לְעֵינֵי כָל בֵּית יִשְׂרָאֵל בְּכָל מַסְעֵיהֶם ("before the eyes of all the house of Israel, throughout all their journeys") — Exodus ends not with a destination but with a journey. The final word of the book is מַסְעֵיהֶם ("their journeys"), from נָסַע ("to pull up stakes, to set out"). Israel is still in the wilderness, still far from the promised land. But the book does not end on a note of incompleteness. Rather, it ends with the assurance that wherever Israel goes, God goes with them. His visible presence — cloud and fire, seen by all — will accompany them through every stage. The book that began with Israel in bondage to a foreign king closes with Israel accompanied by the King of the universe. The story is not yet finished, but the essential thing has been accomplished: God dwells with his people.
Interpretations
The descent of the glory in vv. 34-35 raises an important theological question about the nature of God's presence. All major Christian traditions agree that the tabernacle represented a real, localized manifestation of God's presence, not merely a symbol.
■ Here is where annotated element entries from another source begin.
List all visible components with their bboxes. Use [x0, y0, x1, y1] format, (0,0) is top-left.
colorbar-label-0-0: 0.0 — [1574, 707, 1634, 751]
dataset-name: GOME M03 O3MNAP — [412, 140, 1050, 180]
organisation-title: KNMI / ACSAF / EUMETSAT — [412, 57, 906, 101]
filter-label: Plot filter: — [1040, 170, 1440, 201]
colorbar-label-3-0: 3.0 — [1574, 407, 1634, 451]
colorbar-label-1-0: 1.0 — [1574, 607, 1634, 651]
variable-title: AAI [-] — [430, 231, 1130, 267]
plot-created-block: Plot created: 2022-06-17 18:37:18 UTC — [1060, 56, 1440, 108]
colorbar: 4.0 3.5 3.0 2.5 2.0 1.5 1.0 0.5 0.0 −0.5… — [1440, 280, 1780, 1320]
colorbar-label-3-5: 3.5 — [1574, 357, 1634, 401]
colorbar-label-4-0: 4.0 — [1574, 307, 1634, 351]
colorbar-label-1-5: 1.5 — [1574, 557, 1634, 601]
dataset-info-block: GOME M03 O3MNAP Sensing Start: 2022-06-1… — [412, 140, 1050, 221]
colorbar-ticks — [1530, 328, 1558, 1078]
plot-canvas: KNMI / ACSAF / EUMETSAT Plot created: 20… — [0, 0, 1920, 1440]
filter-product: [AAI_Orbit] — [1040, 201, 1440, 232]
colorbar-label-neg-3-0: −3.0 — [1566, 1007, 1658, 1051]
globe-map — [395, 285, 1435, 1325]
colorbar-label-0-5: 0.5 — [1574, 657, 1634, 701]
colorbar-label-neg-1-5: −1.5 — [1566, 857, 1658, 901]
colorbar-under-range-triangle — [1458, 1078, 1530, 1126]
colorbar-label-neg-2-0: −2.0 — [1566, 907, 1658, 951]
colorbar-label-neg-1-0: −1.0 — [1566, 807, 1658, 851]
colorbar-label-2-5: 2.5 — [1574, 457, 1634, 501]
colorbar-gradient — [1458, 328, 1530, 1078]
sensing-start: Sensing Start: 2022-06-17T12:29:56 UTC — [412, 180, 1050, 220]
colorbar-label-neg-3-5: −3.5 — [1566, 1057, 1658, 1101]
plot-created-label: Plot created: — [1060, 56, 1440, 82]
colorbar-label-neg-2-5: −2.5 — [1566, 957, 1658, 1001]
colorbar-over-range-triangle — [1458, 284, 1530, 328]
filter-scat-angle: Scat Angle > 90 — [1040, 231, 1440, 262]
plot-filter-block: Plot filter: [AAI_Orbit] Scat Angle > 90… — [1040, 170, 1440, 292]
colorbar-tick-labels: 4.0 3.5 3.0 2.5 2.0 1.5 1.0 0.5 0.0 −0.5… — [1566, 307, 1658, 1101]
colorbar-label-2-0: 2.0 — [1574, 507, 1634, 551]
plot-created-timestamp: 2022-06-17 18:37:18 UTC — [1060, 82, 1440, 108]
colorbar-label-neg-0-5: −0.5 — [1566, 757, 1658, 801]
However, they differ on how this relates to later worship.
Sacramental traditions (Catholic, Orthodox, some Anglican and Lutheran) see in the tabernacle a prototype of God's localized sacramental presence — particularly in the Eucharist, where Christ is understood to be truly and substantially present. The glory that filled the tabernacle prefigures the Real Presence in the elements. The tabernacle in Catholic churches (where the consecrated elements are reserved) takes its name directly from this Old Testament structure.
Reformed and evangelical traditions tend to emphasize the typological trajectory: the tabernacle pointed to Christ himself as the true dwelling of God among humanity (John 1:14, Colossians 2:9), and now to the church as the temple of the Holy Spirit (1 Corinthians 3:16, Ephesians 2:21-22). God's presence is no longer tied to a physical structure but dwells in his people corporately and individually. The tabernacle is fulfilled and transcended, not perpetuated in a different material form.
Both readings agree that the final vision of Scripture — the new Jerusalem in Revelation 21:3 where "the dwelling place of God is with man" — represents the ultimate fulfillment of what began in Exodus 40. The tabernacle in the wilderness was the first installment of a promise that culminates in God's unmediated, permanent presence with his people in the new creation.